Here’s some thoughts—no, some facts. Every social system produces inequality, at present, and every social system has done so, since the beginning of time. The poor have been with us—and will be with us—always. Analysis of the content of individual Paleolithic gravesites provides evidence for the existence of substantive variance in the distribution of ability, privilege, and wealth, even in our distant past. The more illustrious of our ancestors were buried with great possessions, hoards of precious metals, weaponry, jewelry, and costuming. The majority, however, struggled through their lives, and were buried with nothing.
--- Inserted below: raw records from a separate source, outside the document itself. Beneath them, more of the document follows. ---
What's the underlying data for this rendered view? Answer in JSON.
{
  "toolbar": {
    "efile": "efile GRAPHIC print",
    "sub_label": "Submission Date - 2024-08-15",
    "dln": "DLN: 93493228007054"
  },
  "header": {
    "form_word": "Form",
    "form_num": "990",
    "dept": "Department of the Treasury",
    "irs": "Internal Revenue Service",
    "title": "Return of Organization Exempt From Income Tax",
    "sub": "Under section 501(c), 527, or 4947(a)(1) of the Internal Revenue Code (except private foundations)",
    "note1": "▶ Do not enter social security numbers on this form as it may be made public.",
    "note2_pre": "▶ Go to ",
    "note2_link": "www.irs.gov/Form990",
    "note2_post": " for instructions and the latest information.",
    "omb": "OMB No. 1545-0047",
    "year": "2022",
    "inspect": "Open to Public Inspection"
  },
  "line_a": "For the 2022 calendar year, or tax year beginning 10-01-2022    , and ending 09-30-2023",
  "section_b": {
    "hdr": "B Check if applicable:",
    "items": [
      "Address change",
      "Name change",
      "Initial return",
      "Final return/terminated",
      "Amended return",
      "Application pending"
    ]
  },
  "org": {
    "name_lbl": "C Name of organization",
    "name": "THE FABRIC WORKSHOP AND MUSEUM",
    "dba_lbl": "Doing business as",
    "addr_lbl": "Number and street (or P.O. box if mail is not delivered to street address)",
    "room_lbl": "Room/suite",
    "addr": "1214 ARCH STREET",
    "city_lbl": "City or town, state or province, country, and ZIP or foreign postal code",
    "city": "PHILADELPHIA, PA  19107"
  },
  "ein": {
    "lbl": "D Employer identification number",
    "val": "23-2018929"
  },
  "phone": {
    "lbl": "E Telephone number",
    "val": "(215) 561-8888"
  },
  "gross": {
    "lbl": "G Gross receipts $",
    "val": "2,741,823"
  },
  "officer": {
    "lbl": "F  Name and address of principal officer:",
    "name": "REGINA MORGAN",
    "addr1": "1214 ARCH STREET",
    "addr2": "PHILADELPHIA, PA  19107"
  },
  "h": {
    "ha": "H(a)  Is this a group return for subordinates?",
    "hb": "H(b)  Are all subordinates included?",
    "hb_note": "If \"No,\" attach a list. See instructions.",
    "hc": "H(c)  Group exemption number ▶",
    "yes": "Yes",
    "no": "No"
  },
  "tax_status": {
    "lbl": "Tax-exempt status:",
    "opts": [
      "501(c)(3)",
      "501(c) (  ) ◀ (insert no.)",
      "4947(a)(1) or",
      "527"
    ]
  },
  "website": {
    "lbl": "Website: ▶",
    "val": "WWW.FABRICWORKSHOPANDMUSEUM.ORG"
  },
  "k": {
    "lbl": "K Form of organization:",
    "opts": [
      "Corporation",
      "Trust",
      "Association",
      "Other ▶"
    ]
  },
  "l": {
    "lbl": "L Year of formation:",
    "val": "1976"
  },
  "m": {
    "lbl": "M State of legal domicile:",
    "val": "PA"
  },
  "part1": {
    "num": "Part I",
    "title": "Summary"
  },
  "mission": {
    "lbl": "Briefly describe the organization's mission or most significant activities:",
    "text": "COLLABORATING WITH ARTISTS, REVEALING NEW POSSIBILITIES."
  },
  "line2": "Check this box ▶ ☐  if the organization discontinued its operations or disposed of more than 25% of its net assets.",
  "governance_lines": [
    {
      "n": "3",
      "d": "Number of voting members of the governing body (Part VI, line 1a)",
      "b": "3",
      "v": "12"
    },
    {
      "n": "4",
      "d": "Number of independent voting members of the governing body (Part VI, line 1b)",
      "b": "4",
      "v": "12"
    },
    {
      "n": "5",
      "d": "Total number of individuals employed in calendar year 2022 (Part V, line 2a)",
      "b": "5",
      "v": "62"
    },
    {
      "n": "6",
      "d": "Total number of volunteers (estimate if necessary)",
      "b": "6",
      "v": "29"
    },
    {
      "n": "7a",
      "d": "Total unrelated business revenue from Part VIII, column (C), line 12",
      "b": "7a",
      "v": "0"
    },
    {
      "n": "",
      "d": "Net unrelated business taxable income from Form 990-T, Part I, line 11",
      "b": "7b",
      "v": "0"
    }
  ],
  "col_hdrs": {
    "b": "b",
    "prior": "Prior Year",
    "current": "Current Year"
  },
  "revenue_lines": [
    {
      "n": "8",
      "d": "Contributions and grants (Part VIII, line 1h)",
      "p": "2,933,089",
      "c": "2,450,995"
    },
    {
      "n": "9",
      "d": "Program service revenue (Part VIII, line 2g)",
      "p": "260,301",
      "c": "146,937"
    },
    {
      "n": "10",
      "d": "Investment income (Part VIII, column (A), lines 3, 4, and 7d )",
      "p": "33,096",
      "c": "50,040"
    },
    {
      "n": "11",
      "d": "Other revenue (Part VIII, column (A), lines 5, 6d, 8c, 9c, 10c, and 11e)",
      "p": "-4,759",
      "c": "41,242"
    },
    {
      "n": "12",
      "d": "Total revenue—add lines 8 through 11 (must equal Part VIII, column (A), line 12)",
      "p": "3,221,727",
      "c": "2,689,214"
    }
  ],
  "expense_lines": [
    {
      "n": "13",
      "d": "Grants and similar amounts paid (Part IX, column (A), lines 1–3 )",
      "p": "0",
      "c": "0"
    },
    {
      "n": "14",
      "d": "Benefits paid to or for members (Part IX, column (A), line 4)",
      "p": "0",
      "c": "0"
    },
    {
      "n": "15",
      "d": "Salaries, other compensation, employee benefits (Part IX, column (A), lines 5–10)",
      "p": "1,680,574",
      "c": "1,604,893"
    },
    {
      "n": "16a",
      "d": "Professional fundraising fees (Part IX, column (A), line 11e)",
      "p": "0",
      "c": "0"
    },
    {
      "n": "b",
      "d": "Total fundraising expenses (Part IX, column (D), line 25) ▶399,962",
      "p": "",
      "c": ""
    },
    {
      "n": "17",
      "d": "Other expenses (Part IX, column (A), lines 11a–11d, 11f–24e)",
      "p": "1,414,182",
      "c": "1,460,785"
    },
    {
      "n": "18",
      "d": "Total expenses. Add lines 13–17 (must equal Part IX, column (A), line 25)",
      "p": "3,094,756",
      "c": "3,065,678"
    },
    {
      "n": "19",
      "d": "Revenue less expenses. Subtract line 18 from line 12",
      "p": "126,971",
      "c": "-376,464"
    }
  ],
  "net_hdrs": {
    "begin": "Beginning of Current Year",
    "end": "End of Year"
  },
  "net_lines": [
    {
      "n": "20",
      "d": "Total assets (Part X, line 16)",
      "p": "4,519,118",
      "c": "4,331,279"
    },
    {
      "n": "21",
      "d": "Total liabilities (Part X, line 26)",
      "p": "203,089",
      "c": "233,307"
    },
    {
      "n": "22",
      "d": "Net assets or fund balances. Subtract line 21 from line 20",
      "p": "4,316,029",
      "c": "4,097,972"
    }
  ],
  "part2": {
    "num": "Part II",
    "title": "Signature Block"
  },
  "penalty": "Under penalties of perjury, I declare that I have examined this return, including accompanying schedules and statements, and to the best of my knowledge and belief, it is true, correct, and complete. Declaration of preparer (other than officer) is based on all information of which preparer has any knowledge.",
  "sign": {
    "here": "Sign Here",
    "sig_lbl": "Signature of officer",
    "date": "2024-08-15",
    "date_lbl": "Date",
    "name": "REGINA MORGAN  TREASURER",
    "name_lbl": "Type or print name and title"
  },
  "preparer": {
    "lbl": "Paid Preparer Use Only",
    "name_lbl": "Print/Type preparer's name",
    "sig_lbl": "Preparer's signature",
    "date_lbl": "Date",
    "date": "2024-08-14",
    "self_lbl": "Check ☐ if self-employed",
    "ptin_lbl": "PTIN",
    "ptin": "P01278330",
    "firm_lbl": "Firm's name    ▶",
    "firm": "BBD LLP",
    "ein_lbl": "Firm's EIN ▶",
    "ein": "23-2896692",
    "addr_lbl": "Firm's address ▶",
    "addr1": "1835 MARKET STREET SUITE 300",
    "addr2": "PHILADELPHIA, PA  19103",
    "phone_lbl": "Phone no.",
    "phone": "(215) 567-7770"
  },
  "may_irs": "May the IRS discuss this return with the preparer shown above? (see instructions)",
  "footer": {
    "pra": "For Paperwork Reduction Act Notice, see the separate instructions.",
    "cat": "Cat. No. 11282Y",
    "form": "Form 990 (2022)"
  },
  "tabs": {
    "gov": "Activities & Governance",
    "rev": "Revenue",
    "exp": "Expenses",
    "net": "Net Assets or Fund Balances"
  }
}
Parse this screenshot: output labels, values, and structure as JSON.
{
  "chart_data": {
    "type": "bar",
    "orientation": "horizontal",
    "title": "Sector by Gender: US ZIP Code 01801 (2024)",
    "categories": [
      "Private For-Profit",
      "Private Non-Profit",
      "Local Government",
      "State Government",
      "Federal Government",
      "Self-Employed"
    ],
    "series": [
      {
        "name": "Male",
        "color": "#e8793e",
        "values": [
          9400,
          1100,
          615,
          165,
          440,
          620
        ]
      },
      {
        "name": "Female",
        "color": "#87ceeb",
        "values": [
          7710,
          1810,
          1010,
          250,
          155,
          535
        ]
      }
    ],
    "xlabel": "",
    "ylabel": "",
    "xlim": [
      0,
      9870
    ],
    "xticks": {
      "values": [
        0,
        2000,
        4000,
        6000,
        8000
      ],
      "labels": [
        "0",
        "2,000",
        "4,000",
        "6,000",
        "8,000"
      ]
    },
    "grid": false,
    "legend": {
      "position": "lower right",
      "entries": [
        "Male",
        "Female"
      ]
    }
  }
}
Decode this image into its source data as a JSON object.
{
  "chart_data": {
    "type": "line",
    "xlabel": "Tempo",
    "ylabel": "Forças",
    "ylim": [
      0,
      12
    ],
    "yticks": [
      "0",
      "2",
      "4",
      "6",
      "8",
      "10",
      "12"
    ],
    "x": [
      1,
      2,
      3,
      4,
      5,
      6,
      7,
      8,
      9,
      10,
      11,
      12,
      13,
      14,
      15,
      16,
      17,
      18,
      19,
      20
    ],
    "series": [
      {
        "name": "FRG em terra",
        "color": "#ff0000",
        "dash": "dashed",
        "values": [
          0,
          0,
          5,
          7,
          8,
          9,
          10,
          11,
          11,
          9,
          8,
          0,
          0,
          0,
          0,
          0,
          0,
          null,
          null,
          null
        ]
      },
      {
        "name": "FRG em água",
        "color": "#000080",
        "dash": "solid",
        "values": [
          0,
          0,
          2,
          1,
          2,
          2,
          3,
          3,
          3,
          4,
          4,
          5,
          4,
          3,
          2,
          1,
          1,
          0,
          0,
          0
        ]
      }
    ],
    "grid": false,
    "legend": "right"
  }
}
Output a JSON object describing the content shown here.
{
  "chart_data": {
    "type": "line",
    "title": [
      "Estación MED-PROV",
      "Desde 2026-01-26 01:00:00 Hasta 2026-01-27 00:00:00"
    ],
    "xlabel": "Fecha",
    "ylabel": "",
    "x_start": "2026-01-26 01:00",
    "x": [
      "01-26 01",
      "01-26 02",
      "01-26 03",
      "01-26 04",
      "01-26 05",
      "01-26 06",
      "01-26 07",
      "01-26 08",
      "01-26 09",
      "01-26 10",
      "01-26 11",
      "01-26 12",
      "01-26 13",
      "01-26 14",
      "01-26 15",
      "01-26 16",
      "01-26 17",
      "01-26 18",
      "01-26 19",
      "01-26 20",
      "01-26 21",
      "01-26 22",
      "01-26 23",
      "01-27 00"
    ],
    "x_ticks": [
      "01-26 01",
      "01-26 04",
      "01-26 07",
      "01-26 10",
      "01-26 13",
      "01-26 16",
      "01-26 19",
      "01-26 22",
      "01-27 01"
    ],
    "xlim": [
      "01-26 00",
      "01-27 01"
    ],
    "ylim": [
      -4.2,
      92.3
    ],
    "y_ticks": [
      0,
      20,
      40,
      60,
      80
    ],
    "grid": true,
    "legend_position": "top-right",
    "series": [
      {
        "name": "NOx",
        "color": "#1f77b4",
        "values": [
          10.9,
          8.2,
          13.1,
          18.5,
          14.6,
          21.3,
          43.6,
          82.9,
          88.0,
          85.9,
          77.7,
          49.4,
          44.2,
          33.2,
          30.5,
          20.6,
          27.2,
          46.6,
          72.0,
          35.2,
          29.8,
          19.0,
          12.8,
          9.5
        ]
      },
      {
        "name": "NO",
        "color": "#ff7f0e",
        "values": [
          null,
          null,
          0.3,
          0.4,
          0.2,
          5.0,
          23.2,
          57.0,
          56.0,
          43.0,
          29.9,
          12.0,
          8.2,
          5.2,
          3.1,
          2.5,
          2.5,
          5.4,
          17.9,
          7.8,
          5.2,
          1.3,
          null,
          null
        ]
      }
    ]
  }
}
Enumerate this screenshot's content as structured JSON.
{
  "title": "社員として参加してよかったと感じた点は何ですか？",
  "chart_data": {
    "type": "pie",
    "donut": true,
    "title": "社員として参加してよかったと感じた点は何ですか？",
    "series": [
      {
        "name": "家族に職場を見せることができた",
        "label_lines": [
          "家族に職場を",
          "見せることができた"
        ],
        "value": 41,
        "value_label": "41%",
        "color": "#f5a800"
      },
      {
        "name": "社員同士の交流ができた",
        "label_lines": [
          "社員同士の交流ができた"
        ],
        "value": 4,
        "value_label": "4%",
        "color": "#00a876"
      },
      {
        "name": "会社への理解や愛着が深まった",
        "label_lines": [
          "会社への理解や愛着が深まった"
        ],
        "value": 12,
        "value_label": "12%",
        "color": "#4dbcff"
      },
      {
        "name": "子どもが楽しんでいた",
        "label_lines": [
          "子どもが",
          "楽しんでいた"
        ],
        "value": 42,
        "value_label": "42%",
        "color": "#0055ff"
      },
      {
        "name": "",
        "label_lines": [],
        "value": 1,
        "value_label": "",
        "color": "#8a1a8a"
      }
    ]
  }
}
Inequality is the iron rule, even among animals, with their intense competition for quality living space and reproductive opportunity—even among plants, and cities—even among the stellar lights that dot the cosmos themselves, where a minority of privileged and oppressive heavenly bodies contain the mass of thousands, millions or even billions of average, dispossessed planets. Inequality is the deepest of problems, built into the structure of reality itself, and will not be solved by the presumptuous, ideology-inspired retooling of the rare free, stable and productive democracies of the world. The only systems that have produced some modicum of wealth, along with the inevitable inequality and its attendant suffering, are those that evolved in the West, with their roots in the Judeo-Christian tradition; precisely those systems that emphasize above all the essential dignity, divinity and ultimate responsibility of the individual. In consequence, any attempt to attribute the existence of inequality to the functioning of the productive institutions we have managed to create and protect so recently in what is still accurately regarded as the Free World will hurt those who are weakest and most vulnerable first. The radicals who conflate the activities of the West with the oppression of the downtrodden therefore do nothing to aid those whom they purport to prize and plenty to harm them. The claims they make to act under the inspiration of pure compassion must therefore come to be regarded with the deepest suspicion—not least by those who dare to make such claims themselves.
There will always be poor people, just as there is an unequal distribution of mass in the planets, where the biggest planets strove the hardest to be magnificently big. So what if Pluto is so small it got kicked out of the planet club? It should have tried harder.
Unfortunately, I predict his fans will defend this lunacy fanatically, rather than recognize that the guy is one of a minority of colossal loons who have hoarded all the crazy for himself, leaving only faded scraps for the Peterasts to feast upon.